How does FeatureBase encode non-integer values?
FeatureBase uses equality encoding to create a Boolean relationship between a value and its unique identifier.
Table of contents
Before you begin
What data types are equality-encoded?
Each value of user data mapped to the following data types are converted to equality-encoded bitmaps:
User data | FeatureBase data type |
---|---|
Boolean | BOOL |
Unsigned integer | ID |
Alphanumeric | String |
Low cardinality | SET, SETQ |
How does equality encoding work?
FeatureBase equality encoding:
- uses the actual value as a column name, saved to disk
- represents the relationship between unique identifier and column in boolean terms:
1
indicates the relationship exists0
indicates it does not.
How does FeatureBase equality encode data?
The following table represents the historical names for FeatureBase and downloads for each.
ID | historical_name | downloads |
---|---|---|
1 | Pilosa | 10000 |
2 | Molecula | 18524 |
3 | FeatureBase | 50000 |
The historical_name
data can be equality-encoded as follows:
| ID | Pilosa | Molecula | FeatureBase |
| --- | ------ | -------- | ----------- |
| 1 | 1 | 0 | 0 |
| ID | Pilosa | Molecula | FeatureBase |
| --- | ------ | -------- | ----------- |
| 2 | 0 | 1 | 0 |
| ID | Pilosa | Molecula | FeatureBase |
| --- | ------ | -------- | ----------- |
| 3 | 0 | 0 | 1 |
Equality encoding integer values
Equality encoding integer values is less effective because Boolean relationships are harder to represent.

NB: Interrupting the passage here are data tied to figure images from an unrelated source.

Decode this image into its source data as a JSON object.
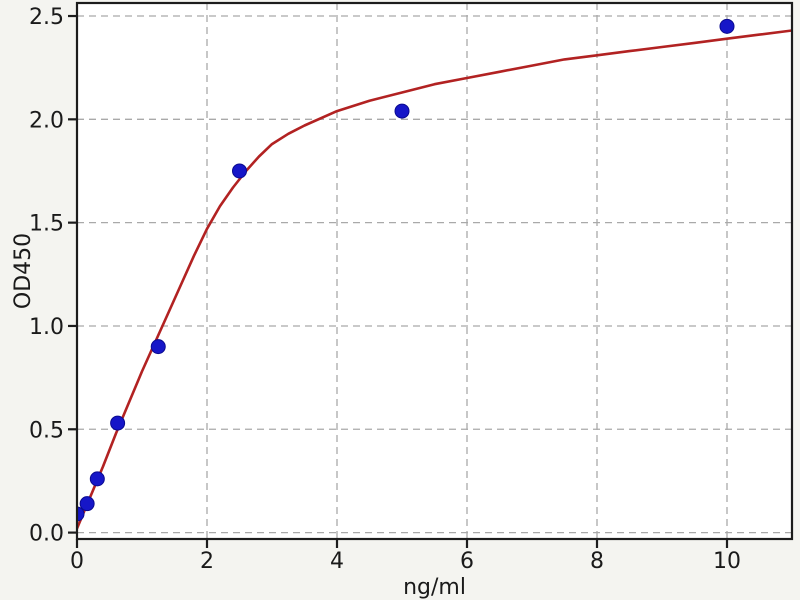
{
  "chart_data": {
    "type": "scatter",
    "title": "",
    "xlabel": "ng/ml",
    "ylabel": "OD450",
    "xlim": [
      0,
      11
    ],
    "ylim": [
      -0.031,
      2.563
    ],
    "grid": true,
    "legend_position": "none",
    "xticks": {
      "values": [
        0,
        2,
        4,
        6,
        8,
        10
      ],
      "labels": [
        "0",
        "2",
        "4",
        "6",
        "8",
        "10"
      ]
    },
    "yticks": {
      "values": [
        0,
        0.5,
        1.0,
        1.5,
        2.0,
        2.5
      ],
      "labels": [
        "0.0",
        "0.5",
        "1.0",
        "1.5",
        "2.0",
        "2.5"
      ]
    },
    "series": [
      {
        "name": "standard-points",
        "type": "scatter",
        "x": [
          0,
          0.156,
          0.3125,
          0.625,
          1.25,
          2.5,
          5,
          10
        ],
        "y": [
          0.09,
          0.14,
          0.26,
          0.53,
          0.9,
          1.75,
          2.04,
          2.45
        ]
      },
      {
        "name": "fit-curve",
        "type": "line",
        "x": [
          0,
          0.2,
          0.4,
          0.6,
          0.8,
          1.0,
          1.2,
          1.4,
          1.6,
          1.8,
          2.0,
          2.2,
          2.4,
          2.6,
          2.8,
          3.0,
          3.25,
          3.5,
          4.0,
          4.5,
          5.0,
          5.5,
          6.0,
          6.5,
          7.0,
          7.5,
          8.0,
          8.5,
          9.0,
          9.5,
          10.0,
          10.5,
          11.0
        ],
        "y": [
          0.02,
          0.17,
          0.32,
          0.48,
          0.63,
          0.78,
          0.92,
          1.06,
          1.2,
          1.34,
          1.47,
          1.58,
          1.67,
          1.75,
          1.82,
          1.88,
          1.93,
          1.97,
          2.04,
          2.09,
          2.13,
          2.17,
          2.2,
          2.23,
          2.26,
          2.29,
          2.31,
          2.33,
          2.35,
          2.37,
          2.39,
          2.41,
          2.43
        ]
      }
    ],
    "colors": {
      "figure_background": "#f4f4f0",
      "plot_background": "#ffffff",
      "spine": "#1c1c1c",
      "grid": "#a9a9a9",
      "tick": "#1c1c1c",
      "text": "#1a1a1a",
      "point_fill": "#1616c8",
      "point_edge": "#0a0a90",
      "curve": "#b22222"
    }
  }
}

Equality encoding specific values
Using the downloads
column as unique identifier, the data can be encoded as follows:
| id-downloads | Pilosa | Molecula | FeatureBase |
| ------------ | ------ | -------- | ----------- |
| 10000 | 1 | 0 | 0 |
| id-downloads | Pilosa | Molecula | FeatureBase |
| ------------ | ------ | -------- | ----------- |
| 18524 | 0 | 1 | 0 |
| id-downloads | Pilosa | Molecula | FeatureBase |
| ------------ | ------ | -------- | ----------- |
| 50000 | 0 | 0 | 1 |
Encoding integer values as a range
Values can be encoded as a range which reduces the number of bitmaps and create/delete operations.
| id-download-range | Pilosa | Molecula | FeatureBase |
| ----------------- | ------ | -------- | ----------- |
| 0-25000 | 1 | 1 | 0 |
| 25001-50000 | 0 | 0 | 1 |
Issues equality encoding integer values
The following issues occur with equality encoding integers.
Method | Issue |
---|---|
Encode values | Two operations are required to update the values which incurs a processing overhead: * Create a new bitmap with updated values * Delete the original bitmap |
Range encoding | Specific values are lost |
FeatureBase avoids these issues by bit-slicing integer values.
Bitmap storage overheads
Encoding data as base-2 equality-encoded or bit-slice bitmaps makes queries faster but incurs storage overheads because the number of bitmaps scale:
- with the number of values, and
- the cardinality of those values
For example, the average storage overheads for a 10,000 value dataset will be as follows:
Database | Dataset saved as | Average storage overhead (KB) |
---|---|---|
RDBMS | Row and column based structure | 20480 - 30720 |
FeatureBase | * equality-encoded bitmaps * Bit-slice bitmaps | 1280000 |
FeatureBase overcomes this issue by compressing all bitmap data using Roaring Bitmap Format, based on Roaring Bitmaps.